Provide option to enable the kernel Electric-Fence

2025-07-25 05:15:18 -04:00 · 2024-08-03 00:12:50 +10:00 · 2024-08-03 00:12:50 +10:00 · 9099ecce8a
commit 9099ecce8a
parent f6a16258a1
2 changed files with 13 additions and 0 deletions
--- a/etc/default/grub.d/40_kernel_hardening.cfg
+++ b/etc/default/grub.d/40_kernel_hardening.cfg
@ -113,6 +113,15 @@ GRUB_CMDLINE_LINUX="$GRUB_CMDLINE_LINUX debugfs=off"
 #GRUB_CMDLINE_LINUX="$GRUB_CMDLINE_LINUX loglevel=0"
 #GRUB_CMDLINE_LINUX="$GRUB_CMDLINE_LINUX quiet"

+## Enable the kernel "Electric-Fence" sampling-based memory safety error detector.
+## KFENCE detects heap out-of-bounds access, use-after-free, and invalid-free errors.
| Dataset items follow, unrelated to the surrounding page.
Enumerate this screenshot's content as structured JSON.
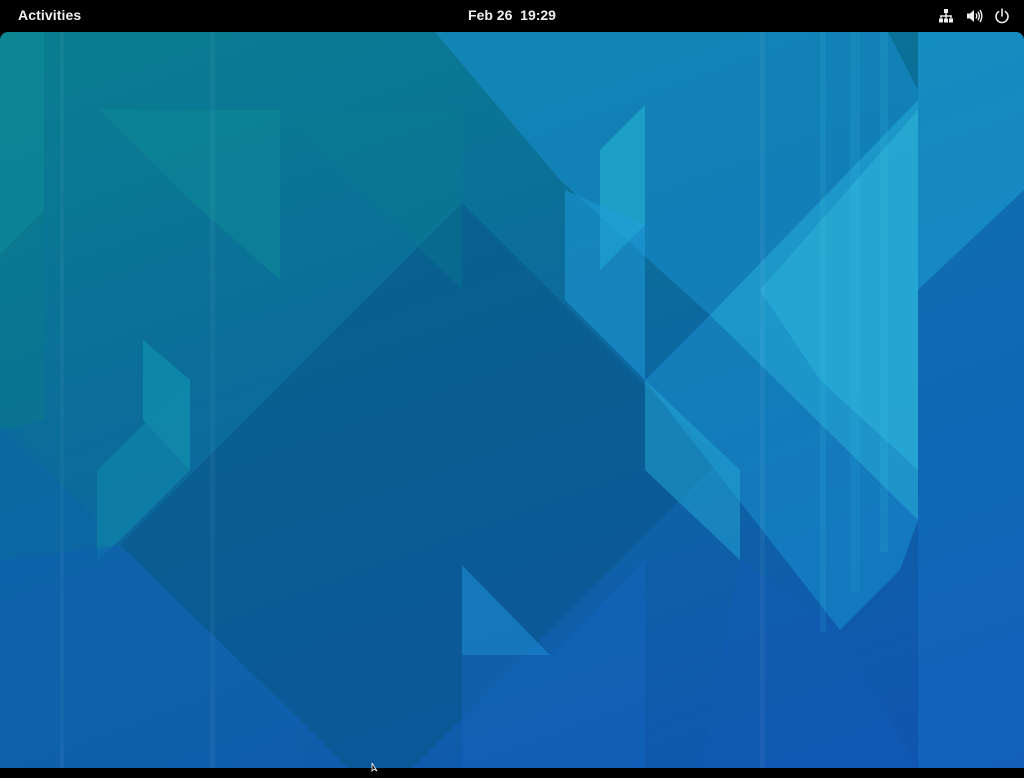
{
  "topbar": {
    "activities_label": "Activities",
    "clock_text": "Feb 26  19:29",
    "tray_icons": [
      "network-icon",
      "volume-icon",
      "power-icon"
    ]
  },
  "desktop": {
    "wallpaper": "blue geometric wallpaper"
  },
  "colors": {
    "topbar_bg": "#000000",
    "topbar_text": "#f0f0f0",
    "wallpaper_teal": "#0a7f90",
    "wallpaper_blue": "#1153b0",
    "wallpaper_cyan": "#27c3e6"
  }
}
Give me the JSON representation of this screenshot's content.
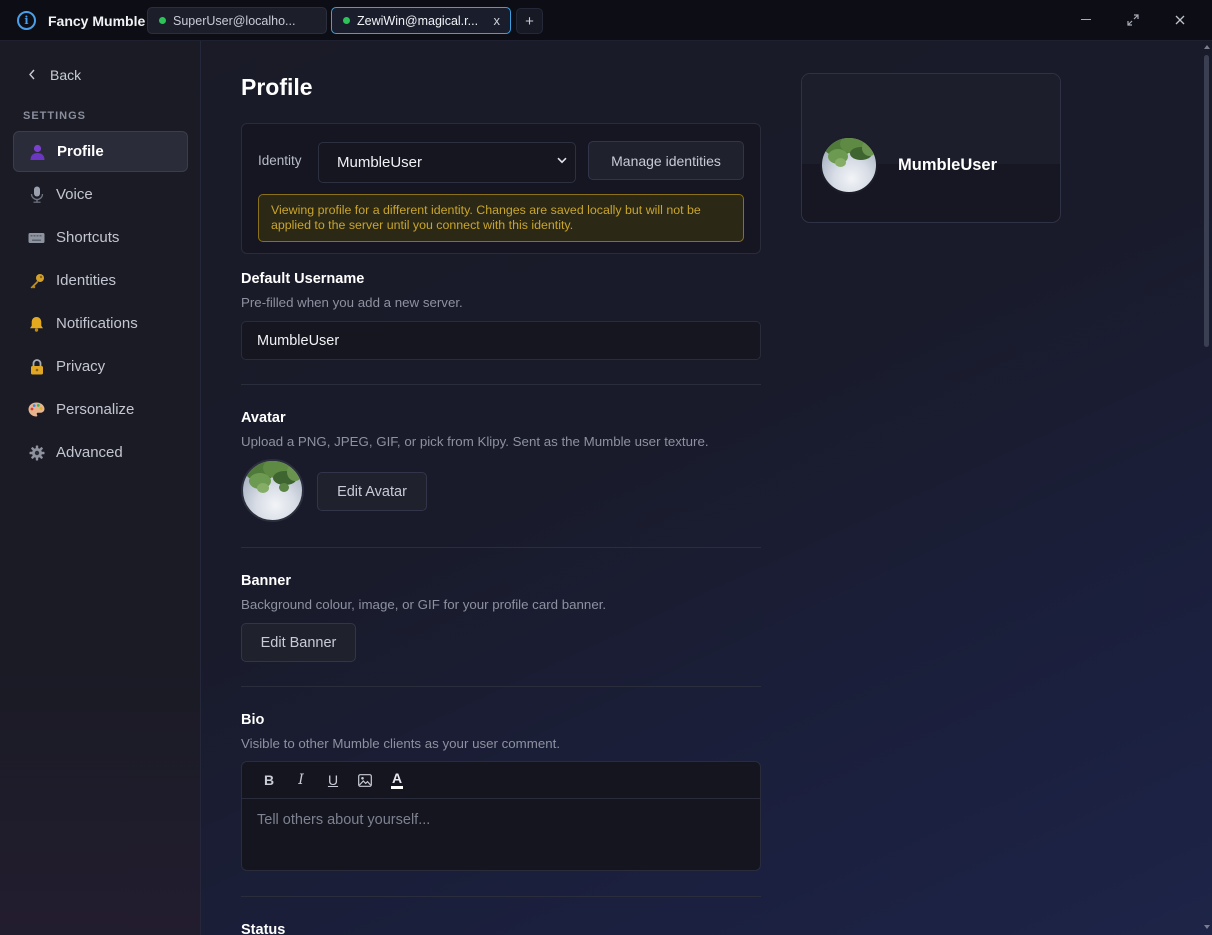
{
  "app": {
    "title": "Fancy Mumble",
    "tabs": [
      {
        "label": "SuperUser@localho...",
        "status_color": "#2fc25b",
        "active": false
      },
      {
        "label": "ZewiWin@magical.r...",
        "status_color": "#2fc25b",
        "active": true,
        "close_label": "x"
      }
    ],
    "add_tab_label": "+",
    "window_controls": {
      "minimize": "—",
      "maximize": "⤢",
      "close": "✕"
    }
  },
  "sidebar": {
    "back_label": "Back",
    "heading": "SETTINGS",
    "items": [
      {
        "label": "Profile",
        "icon": "person-icon",
        "active": true
      },
      {
        "label": "Voice",
        "icon": "microphone-icon"
      },
      {
        "label": "Shortcuts",
        "icon": "keyboard-icon"
      },
      {
        "label": "Identities",
        "icon": "key-icon"
      },
      {
        "label": "Notifications",
        "icon": "bell-icon"
      },
      {
        "label": "Privacy",
        "icon": "lock-icon"
      },
      {
        "label": "Personalize",
        "icon": "palette-icon"
      },
      {
        "label": "Advanced",
        "icon": "gear-icon"
      }
    ]
  },
  "main": {
    "title": "Profile",
    "identity": {
      "label": "Identity",
      "selected": "MumbleUser",
      "manage_label": "Manage identities",
      "warning": "Viewing profile for a different identity. Changes are saved locally but will not be applied to the server until you connect with this identity."
    },
    "default_username": {
      "title": "Default Username",
      "description": "Pre-filled when you add a new server.",
      "value": "MumbleUser"
    },
    "avatar": {
      "title": "Avatar",
      "description": "Upload a PNG, JPEG, GIF, or pick from Klipy. Sent as the Mumble user texture.",
      "edit_label": "Edit Avatar"
    },
    "banner": {
      "title": "Banner",
      "description": "Background colour, image, or GIF for your profile card banner.",
      "edit_label": "Edit Banner"
    },
    "bio": {
      "title": "Bio",
      "description": "Visible to other Mumble clients as your user comment.",
      "toolbar": {
        "bold": "B",
        "italic": "I",
        "underline": "U",
        "color": "A"
      },
      "placeholder": "Tell others about yourself..."
    },
    "status": {
      "title": "Status"
    }
  },
  "preview": {
    "name": "MumbleUser"
  },
  "colors": {
    "accent": "#3aa0e0",
    "online": "#2fc25b",
    "warning_text": "#c9a52c",
    "warning_border": "#8a7018"
  }
}
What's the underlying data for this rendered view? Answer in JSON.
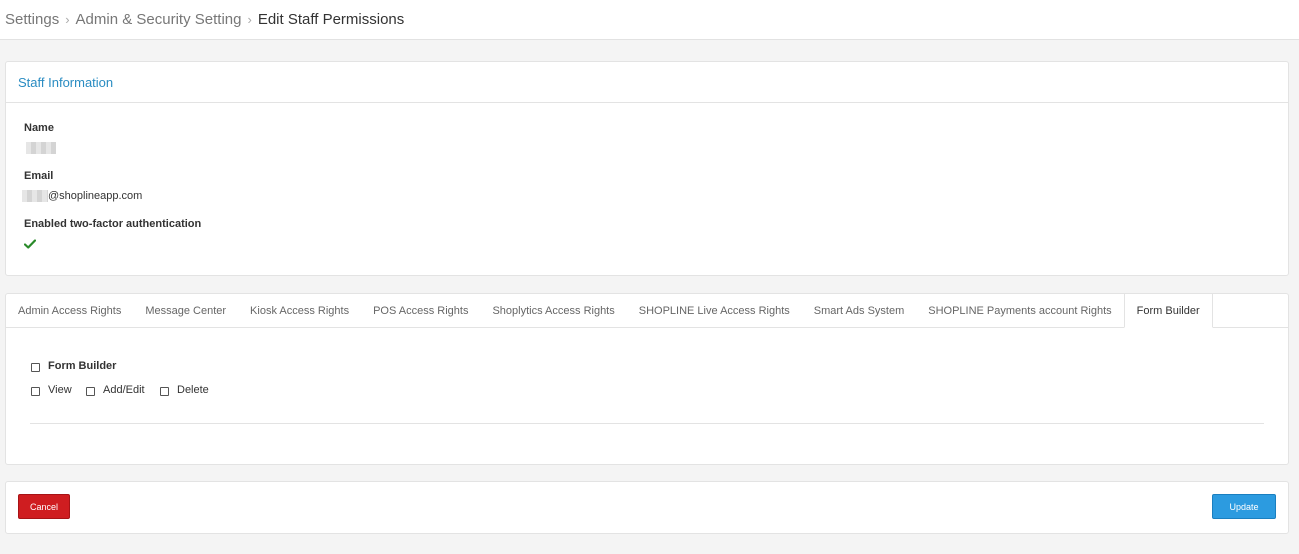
{
  "breadcrumb": {
    "items": [
      "Settings",
      "Admin & Security Setting",
      "Edit Staff Permissions"
    ],
    "separator": "›"
  },
  "staff_info": {
    "title": "Staff Information",
    "name_label": "Name",
    "email_label": "Email",
    "email_value": "@shoplineapp.com",
    "two_factor_label": "Enabled two-factor authentication",
    "two_factor_enabled": true,
    "check_color": "#2a8a2a"
  },
  "tabs": [
    {
      "label": "Admin Access Rights",
      "active": false
    },
    {
      "label": "Message Center",
      "active": false
    },
    {
      "label": "Kiosk Access Rights",
      "active": false
    },
    {
      "label": "POS Access Rights",
      "active": false
    },
    {
      "label": "Shoplytics Access Rights",
      "active": false
    },
    {
      "label": "SHOPLINE Live Access Rights",
      "active": false
    },
    {
      "label": "Smart Ads System",
      "active": false
    },
    {
      "label": "SHOPLINE Payments account Rights",
      "active": false
    },
    {
      "label": "Form Builder",
      "active": true
    }
  ],
  "form_builder": {
    "group_label": "Form Builder",
    "permissions": {
      "view": "View",
      "add_edit": "Add/Edit",
      "delete": "Delete"
    }
  },
  "actions": {
    "cancel_label": "Cancel",
    "update_label": "Update",
    "cancel_color": "#cf1d20",
    "update_color": "#2c9be0"
  }
}
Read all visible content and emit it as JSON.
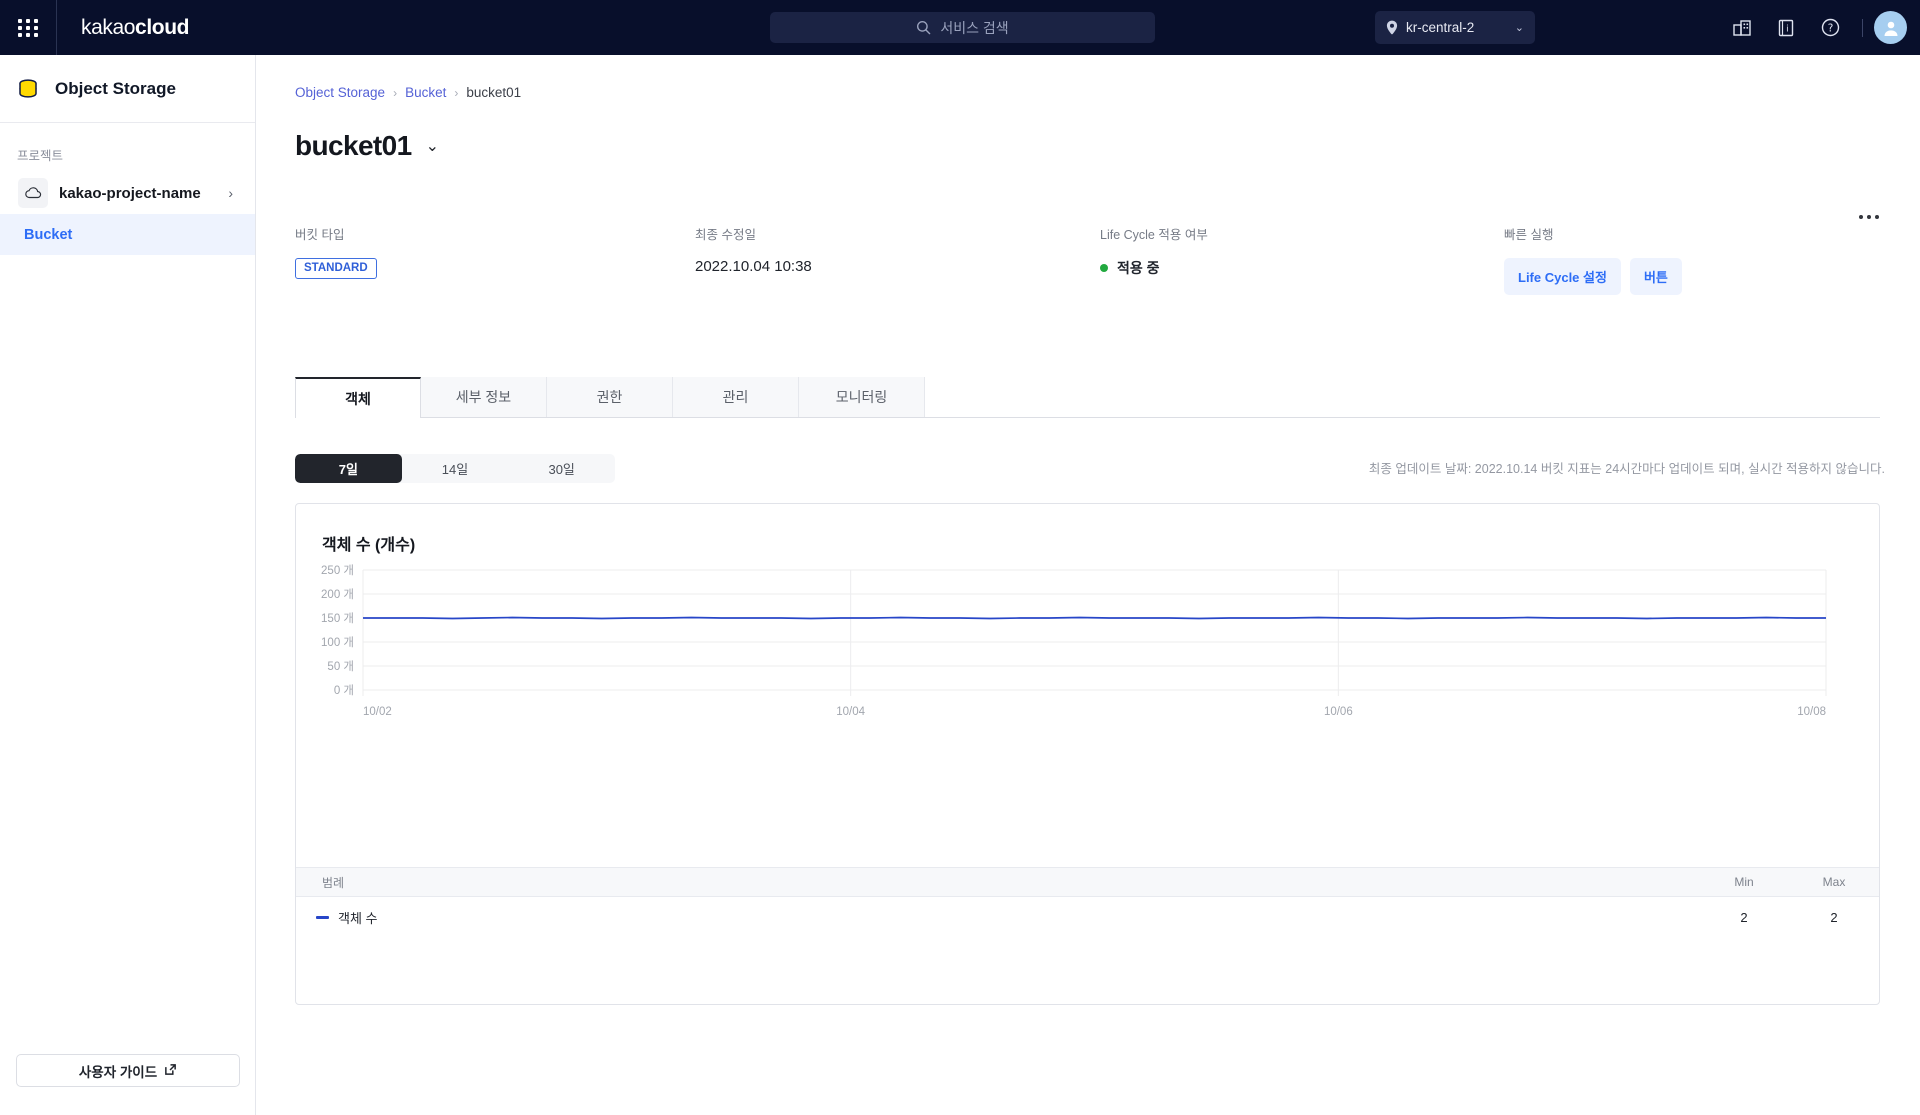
{
  "topbar": {
    "apps_icon": "grid-apps-icon",
    "brand_light": "kakao",
    "brand_bold": "cloud",
    "search": {
      "placeholder": "서비스 검색",
      "icon": "search-icon"
    },
    "region": {
      "label": "kr-central-2",
      "icon": "location-pin-icon",
      "chevron": "⌄"
    },
    "icons": [
      "organization-icon",
      "docs-icon",
      "help-icon"
    ],
    "avatar": "user-avatar-icon"
  },
  "sidebar": {
    "service_name": "Object Storage",
    "service_icon": "database-stack-icon",
    "project_label": "프로젝트",
    "project": {
      "name": "kakao-project-name",
      "icon": "cloud-icon",
      "chevron": "›"
    },
    "nav": [
      {
        "label": "Bucket",
        "active": true
      }
    ],
    "guide_button": {
      "label": "사용자 가이드",
      "icon": "external-link-icon"
    }
  },
  "main": {
    "breadcrumb": [
      {
        "label": "Object Storage",
        "link": true
      },
      {
        "label": "Bucket",
        "link": true
      },
      {
        "label": "bucket01",
        "link": false
      }
    ],
    "breadcrumb_sep": "›",
    "page_title": "bucket01",
    "title_chevron": "⌄",
    "more_menu": "more-options-icon",
    "info": {
      "bucket_type": {
        "label": "버킷 타입",
        "value": "STANDARD"
      },
      "last_modified": {
        "label": "최종 수정일",
        "value": "2022.10.04 10:38"
      },
      "lifecycle": {
        "label": "Life Cycle 적용 여부",
        "value": "적용 중",
        "status_color": "#22a93f"
      },
      "quick_actions": {
        "label": "빠른 실행",
        "buttons": [
          "Life Cycle 설정",
          "버튼"
        ]
      }
    },
    "tabs": [
      {
        "label": "객체",
        "active": true
      },
      {
        "label": "세부 정보",
        "active": false
      },
      {
        "label": "권한",
        "active": false
      },
      {
        "label": "관리",
        "active": false
      },
      {
        "label": "모니터링",
        "active": false
      }
    ],
    "period_buttons": [
      {
        "label": "7일",
        "active": true
      },
      {
        "label": "14일",
        "active": false
      },
      {
        "label": "30일",
        "active": false
      }
    ],
    "update_note": "최종 업데이트 날짜: 2022.10.14   버킷 지표는 24시간마다 업데이트 되며, 실시간 적용하지 않습니다.",
    "legend_table": {
      "headers": {
        "name": "범례",
        "min": "Min",
        "max": "Max"
      },
      "rows": [
        {
          "name": "객체 수",
          "min": "2",
          "max": "2",
          "color": "#2746c8"
        }
      ]
    }
  },
  "chart_data": {
    "type": "line",
    "title": "객체 수 (개수)",
    "xlabel": "",
    "ylabel": "",
    "grid": true,
    "legend_position": "bottom-table",
    "ylim": [
      0,
      250
    ],
    "yticks": [
      0,
      50,
      100,
      150,
      200,
      250
    ],
    "ytick_labels": [
      "0 개",
      "50 개",
      "100 개",
      "150 개",
      "200 개",
      "250 개"
    ],
    "xticks": [
      "10/02",
      "10/04",
      "10/06",
      "10/08"
    ],
    "series": [
      {
        "name": "객체 수",
        "color": "#2746c8",
        "values": [
          150,
          150,
          150,
          149,
          150,
          151,
          150,
          150,
          149,
          150,
          150,
          151,
          150,
          150,
          150,
          149,
          150,
          150,
          151,
          150,
          150,
          149,
          150,
          150,
          151,
          150,
          150,
          150,
          149,
          150,
          150,
          150,
          151,
          150,
          150,
          149,
          150,
          150,
          150,
          151,
          150,
          150,
          150,
          149,
          150,
          150,
          150,
          151,
          150,
          150
        ]
      }
    ]
  }
}
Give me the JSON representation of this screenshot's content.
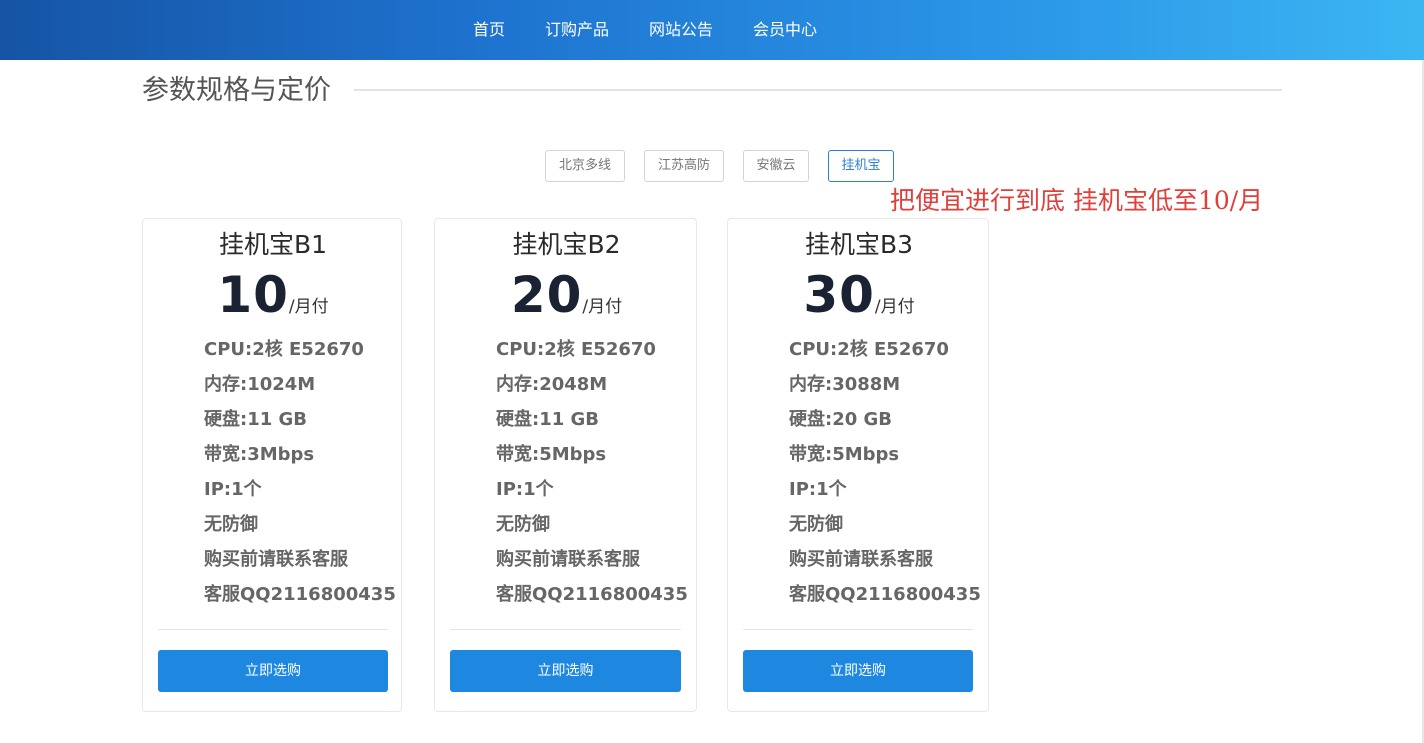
{
  "nav": {
    "items": [
      {
        "label": "首页"
      },
      {
        "label": "订购产品"
      },
      {
        "label": "网站公告"
      },
      {
        "label": "会员中心"
      }
    ]
  },
  "section": {
    "title": "参数规格与定价"
  },
  "tabs": [
    {
      "label": "北京多线",
      "active": false
    },
    {
      "label": "江苏高防",
      "active": false
    },
    {
      "label": "安徽云",
      "active": false
    },
    {
      "label": "挂机宝",
      "active": true
    }
  ],
  "promo": "把便宜进行到底 挂机宝低至10/月",
  "plans": [
    {
      "name": "挂机宝B1",
      "price": "10",
      "unit": "/月付",
      "specs": [
        "CPU:2核 E52670",
        "内存:1024M",
        "硬盘:11 GB",
        "带宽:3Mbps",
        "IP:1个",
        "无防御",
        "购买前请联系客服",
        "客服QQ2116800435"
      ],
      "buy_label": "立即选购"
    },
    {
      "name": "挂机宝B2",
      "price": "20",
      "unit": "/月付",
      "specs": [
        "CPU:2核 E52670",
        "内存:2048M",
        "硬盘:11 GB",
        "带宽:5Mbps",
        "IP:1个",
        "无防御",
        "购买前请联系客服",
        "客服QQ2116800435"
      ],
      "buy_label": "立即选购"
    },
    {
      "name": "挂机宝B3",
      "price": "30",
      "unit": "/月付",
      "specs": [
        "CPU:2核 E52670",
        "内存:3088M",
        "硬盘:20 GB",
        "带宽:5Mbps",
        "IP:1个",
        "无防御",
        "购买前请联系客服",
        "客服QQ2116800435"
      ],
      "buy_label": "立即选购"
    }
  ],
  "colors": {
    "header_gradient_start": "#1654a5",
    "header_gradient_end": "#3cb6f3",
    "accent": "#1e88e0",
    "promo": "#e13f3a",
    "active_tab": "#2c7fd4"
  }
}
+## Aims to have very low processing overhead at each sampling interval
+## Sampling interval is set to occur every 100 milliseconds as per KSPP recommendation.
+##
+## https://www.kernel.org/doc/html/latest/dev-tools/kfence.html
+##
+#GRUB_CMDLINE_LINUX="$GRUB_CMDLINE_LINUX kfence.sample_interval=100"
+
 ## Switch (back) to using kCFI as the default Control Flow Integrity (CFI) implementation.
 ## The default implementation is FIneIBT as of Linux kernel 6.2.
 ## The Intel-developed IBT (Indirect Branch Tracking) is only used if supported by the CPU.